I’ve still got some jars of canned morello cherries in the larder as so many were put away last summer and the joy of canning means you can store enough to see you through more than one season, if you do it right. Morellos are a sour cherry, for culinary use only, that I have never found for sale. The ones I preserved in a light syrup were, on first tasting, fairly undistinguished and plain – no big deal. That is until you add a splash of kirsch and pour on some cream, and then they become something totally exquisite. I have served them that simply on many occasions since last summer and opened a jar to make the filling of a black forest brownie cake more than once. So this year my cherry canning is set to be on a modest scale.
Cherry clafoutis is another traditional pudding that uses sour cherries and works well with fresh or bottled fruit. This isn’t time to skimp on filling – it should be well packed with fruit with all the gaps adjoining melded with custardy batter. There is some debate as to whether you should leave the stones in the fruit or remove them. As the stones imbue a slight almondy flavour to the pudding, many people say they are essential. I prefer to serve and eat food without the hassle of filching out stones as I go, so add a splash of amaretto or kirsch to complete the flavours. A clafoutis is so easy to make and needs to be eaten whilst still warm from the oven, though having said that, I have eaten leftovers for breakfast the next day, and very nice it was too. Any syrup remaining can be drunk like cordial with sparkling water added.
Serves 6 (generously)
100g (1/2 cup) caster sugar
1tsp vanilla extract
40g (1/3rd cup) plain flour
200ml (1 cup) milk
450g (16oz) fresh cherries, pitted or whole
(or 400g (14oz) if using bottled/canned , well drained)
kirsch or amaretto
some icing sugar (optional)
Butter a 25cm diameter earthenware or enamel dish. Pre-heat the oven to 200C (400F, Mk 6).

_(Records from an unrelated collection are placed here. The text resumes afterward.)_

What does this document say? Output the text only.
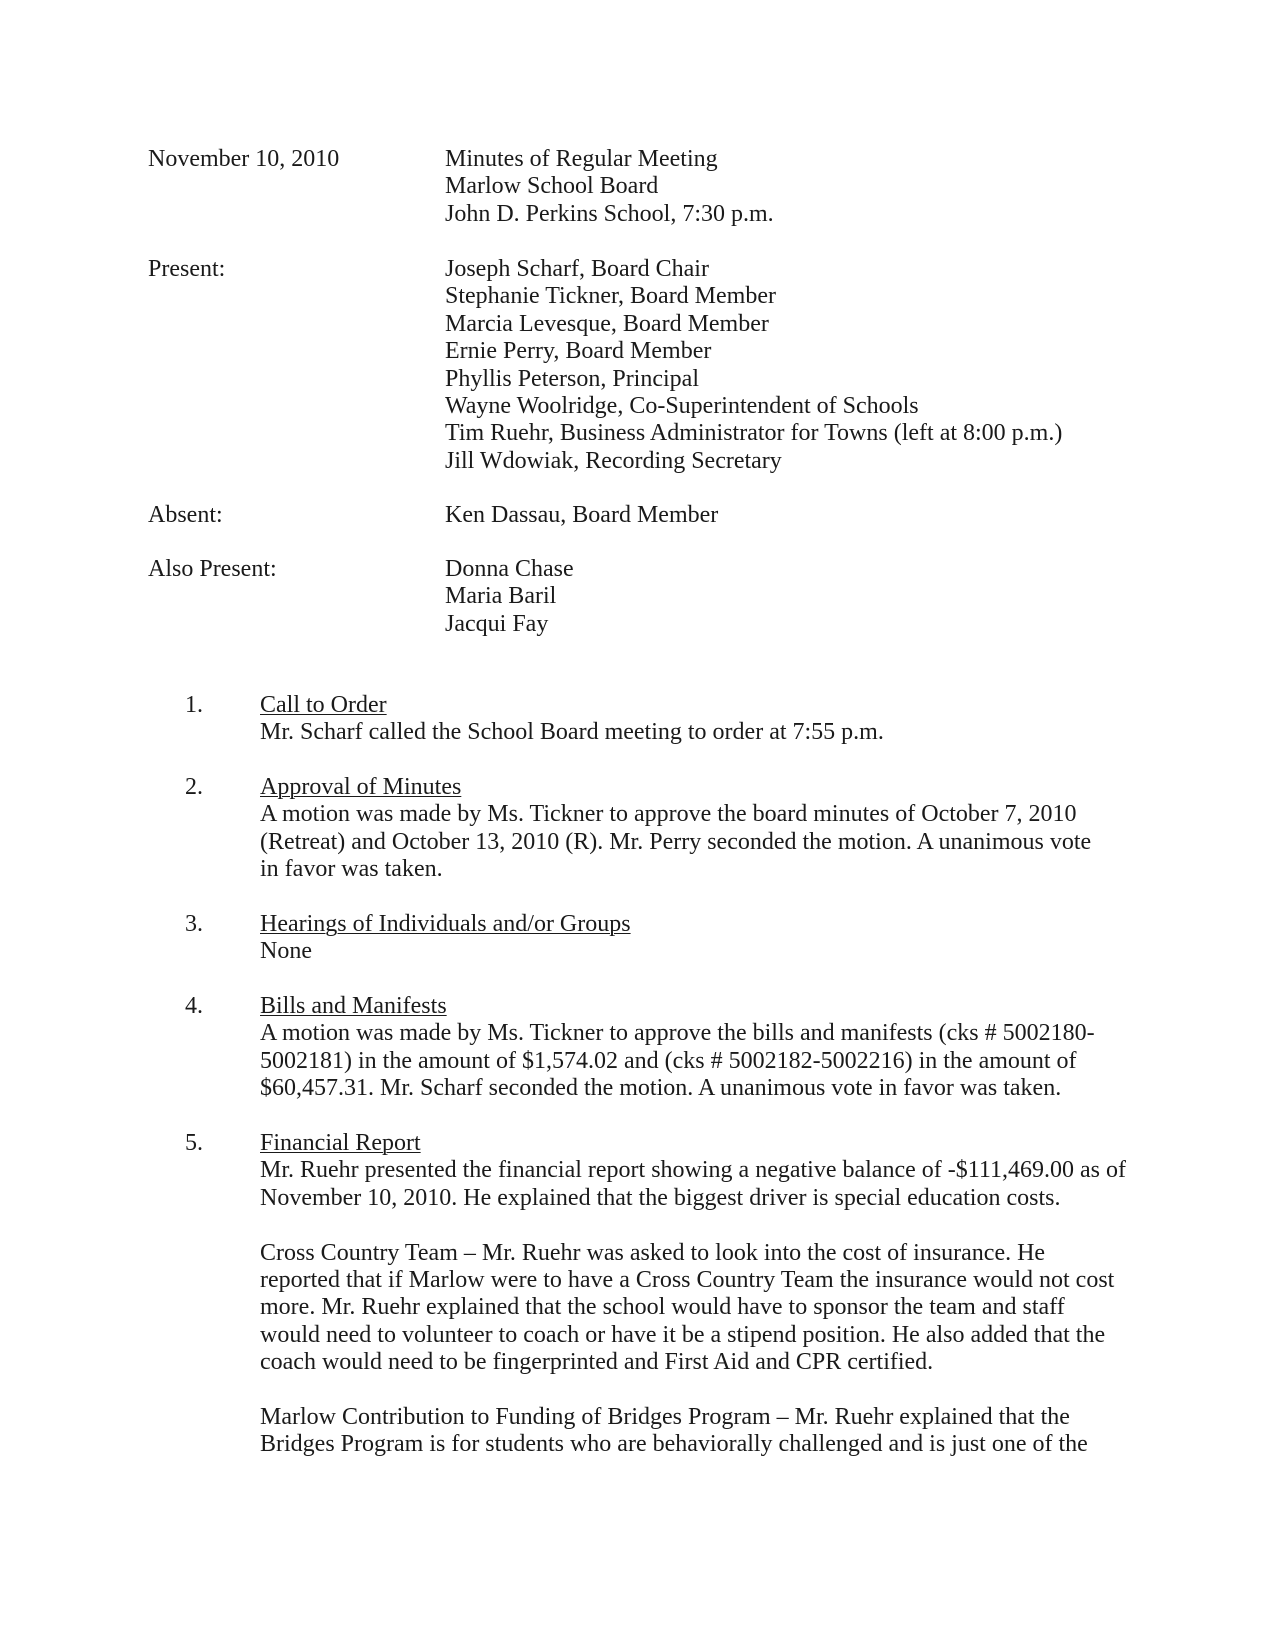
November 10, 2010	Minutes of Regular Meeting
Marlow School Board
John D. Perkins School, 7:30 p.m.
Present:	Joseph Scharf, Board Chair
Stephanie Tickner, Board Member
Marcia Levesque, Board Member
Ernie Perry, Board Member
Phyllis Peterson, Principal
Wayne Woolridge, Co-Superintendent of Schools
Tim Ruehr, Business Administrator for Towns (left at 8:00 p.m.)
Jill Wdowiak, Recording Secretary
Absent:	Ken Dassau, Board Member
Also Present:	Donna Chase
Maria Baril
Jacqui Fay
1. Call to Order
Mr. Scharf called the School Board meeting to order at 7:55 p.m.
2. Approval of Minutes
A motion was made by Ms. Tickner to approve the board minutes of October 7, 2010
(Retreat) and October 13, 2010 (R). Mr. Perry seconded the motion. A unanimous vote
in favor was taken.
3. Hearings of Individuals and/or Groups
None
4. Bills and Manifests
A motion was made by Ms. Tickner to approve the bills and manifests (cks # 5002180-
5002181) in the amount of $1,574.02 and (cks # 5002182-5002216) in the amount of
$60,457.31. Mr. Scharf seconded the motion. A unanimous vote in favor was taken.
5. Financial Report
Mr. Ruehr presented the financial report showing a negative balance of -$111,469.00 as of
November 10, 2010. He explained that the biggest driver is special education costs.
Cross Country Team – Mr. Ruehr was asked to look into the cost of insurance. He
reported that if Marlow were to have a Cross Country Team the insurance would not cost
more. Mr. Ruehr explained that the school would have to sponsor the team and staff
would need to volunteer to coach or have it be a stipend position. He also added that the
coach would need to be fingerprinted and First Aid and CPR certified.
Marlow Contribution to Funding of Bridges Program – Mr. Ruehr explained that the
Bridges Program is for students who are behaviorally challenged and is just one of the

If you are using a mixer, just throw the first 6 ingredients together and beat together to form a smooth batter. Working by hand, whisk eggs, sugar, vanilla and salt together, then add the flour followed by the milk to make a smooth batter.
Pour half into the prepared dish, spread the cherries over the batter and splash with a few teaspoonfuls of your chosen liqueur. Pour the rest of the batter over the fruit. Bake for 40-45 minutes until the top is lightly golden and the custard centre is beginning to set. Leave to cool for a while so the custard sets further. Serve warm dredged with icing sugar and another drizzle of liqueur if you like.